Ternitz ist überall

Würden sie einen grimmigen Hassprediger in ihre Wohnung bitten, wenn er an ihre Tür klopfte? Würden sie ihn direkt in das Zimmer ihres pubertierenden Sohnes geleiten, damit sie völlig ungestört unter sich blieben? Würden sie diese Prozedur Tag für Tag, Woche für Woche und Monat für Monat wiederholen, bis eines Tages ihr Sohn selbst zu einem grimmigen Hassprediger verkommen wäre? Niemand wird diese Fragen bejahen und dennoch tun wir genau das – auch wenn es uns nicht bewusst ist. Denn der Hassprediger von heute lungert nicht in irgendwelchen Hinterhofmoscheen herum und lauert auf seine leicht manipulierbare Beute, die in der Regel jung, muslimisch, männlich ist. Das war früher so, doch so reaktionär und fortschrittlichsfeindlich der Islamismus sich auch geben mag, ist er doch äußerst modern und anpassungsfähig, wenn es darum geht, seine Botschaft auf neuen Kanälen und Wegen in die Herzen und Köpfe junger Menschen zu treiben.
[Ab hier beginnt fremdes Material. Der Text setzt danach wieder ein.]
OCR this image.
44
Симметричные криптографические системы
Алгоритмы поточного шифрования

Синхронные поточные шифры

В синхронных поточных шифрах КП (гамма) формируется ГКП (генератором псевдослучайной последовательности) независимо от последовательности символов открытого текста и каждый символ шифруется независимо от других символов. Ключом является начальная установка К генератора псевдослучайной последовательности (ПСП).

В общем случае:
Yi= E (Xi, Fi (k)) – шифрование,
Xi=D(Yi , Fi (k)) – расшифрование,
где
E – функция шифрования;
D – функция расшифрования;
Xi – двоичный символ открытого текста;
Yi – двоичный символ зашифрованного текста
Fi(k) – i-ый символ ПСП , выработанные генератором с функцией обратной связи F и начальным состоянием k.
Ein wenig Tiktok hier, ein wenig Youtube dort und schon hat man den ersten Schritt auf einer kurzen Strecke hin zur Selbstradikalisierung getan. Das kann im kleinen, beschaulichen Ternitz in Niederösterreich genauso vonstatten gehen, wie im drängenden und hektischen Wien. Mittels sozialer Medien sind der islamistischen Beeinflussung quasi keine Grenzen mehr gesetzt. Und wir lassen diese Akteure gewähren. Seit langem und ohne jedwede Gegenwehr. 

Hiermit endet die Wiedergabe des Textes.